In order to identify p 1–3 as model parameters, Eq. 10 must be incorporated into Eq. 9 to make p 2 and p 3 functions of G. Equations 1113 show how the Minimal Model can be defined as a single equation in terms of G with separated coefficients of the model parameters, thus enabling the IIM approach.

$$ X = p_{3} \int {I - I_{\text{B}} {\text{d}}t - p_{2} \int {X{\text{d}}t} } \, $$
(11)
$$ \dot{G} = p_{1} \left( {G_{\text{B}} - G} \right) - G\left( {p_{3} \int {I - I_{\text{B}} {\text{d}}t - p_{2} \int {X{\text{d}}t} } } \right) $$
(12)
$$ G - G_{\text{B}} = p_{1} \int {G_{\text{B}} - G{\text{d}}t} + p_{2} \int {G\int {X{\text{d}}\tau {\text{d}}t} } - p_{3} \int {G\int {I - I_{\text{B}} {\text{d}}\tau {\text{d}}t} } $$
(13)

Hence, when the Minimal Model parameters are identified with IIM, both G and X must be simulated between iterations, these equations demonstrate the flexibility of the presented method.

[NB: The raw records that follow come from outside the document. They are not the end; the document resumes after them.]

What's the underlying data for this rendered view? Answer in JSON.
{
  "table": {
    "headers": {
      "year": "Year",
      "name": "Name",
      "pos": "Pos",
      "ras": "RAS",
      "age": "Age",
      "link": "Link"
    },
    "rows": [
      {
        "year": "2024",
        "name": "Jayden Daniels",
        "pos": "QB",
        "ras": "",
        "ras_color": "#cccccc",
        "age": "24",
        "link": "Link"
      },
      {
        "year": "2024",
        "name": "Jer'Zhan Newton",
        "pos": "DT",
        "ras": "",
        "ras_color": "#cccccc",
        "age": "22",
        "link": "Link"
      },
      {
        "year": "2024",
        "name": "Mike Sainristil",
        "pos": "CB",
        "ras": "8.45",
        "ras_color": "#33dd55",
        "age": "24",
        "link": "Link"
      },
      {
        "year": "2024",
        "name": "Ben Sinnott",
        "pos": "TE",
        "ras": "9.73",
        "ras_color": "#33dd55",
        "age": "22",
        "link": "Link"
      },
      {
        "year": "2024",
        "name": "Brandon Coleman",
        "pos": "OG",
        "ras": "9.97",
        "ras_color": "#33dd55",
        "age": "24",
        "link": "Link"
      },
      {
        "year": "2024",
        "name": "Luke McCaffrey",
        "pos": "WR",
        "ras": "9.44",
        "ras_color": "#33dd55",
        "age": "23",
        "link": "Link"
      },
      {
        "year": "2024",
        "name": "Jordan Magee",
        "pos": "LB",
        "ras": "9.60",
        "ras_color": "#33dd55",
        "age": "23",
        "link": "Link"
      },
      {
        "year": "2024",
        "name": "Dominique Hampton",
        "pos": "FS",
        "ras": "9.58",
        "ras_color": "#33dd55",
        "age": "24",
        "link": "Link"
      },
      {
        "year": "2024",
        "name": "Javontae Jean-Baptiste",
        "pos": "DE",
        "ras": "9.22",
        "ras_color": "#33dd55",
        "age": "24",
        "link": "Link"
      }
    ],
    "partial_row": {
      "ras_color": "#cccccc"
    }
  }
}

This article presented the IIM approach in general and evaluated it in comparison to the nonlinear-least-squares method for a validated insulin pharmacokinetic model [12] and two indicative individuals. A two-variable case was used in this analysis to allow the convergence paths to be easily visualised. However, IIM is capable of identifying models with a greater number of parameters. This analysis enabled two distinct error-surfaces to be defined. These distinct error-surfaces showed the different iterative paths of IIM (Fig. 3). They also showed how the nonlinear least-squares methods can fail when the initial parameter estimations are located in areas of limited error gradient (Fig. 3). Furthermore, the analysis showed how the nonlinear-least-squares method located local minima in the IR participant’s error-surface (Fig. 3). Convergence to these local minima was due to the sharp valley in the error-surface limiting the efficacy of the Jacobian to identify the dominant error gradient. In effect, nonlinear-least-squares had reached convergence criteria. Equally, Fig. 5 (right) shows that the IIM overcame these issues in the cases tested.

Most importantly, IIM is robust to starting conditions, and is not susceptible to locating local minima. IIM could potentially be implemented in a wide range of physiological models as the method is quicker, more stable and more operator independent than the frequently used Levenberg–Marquardt gradient decent method.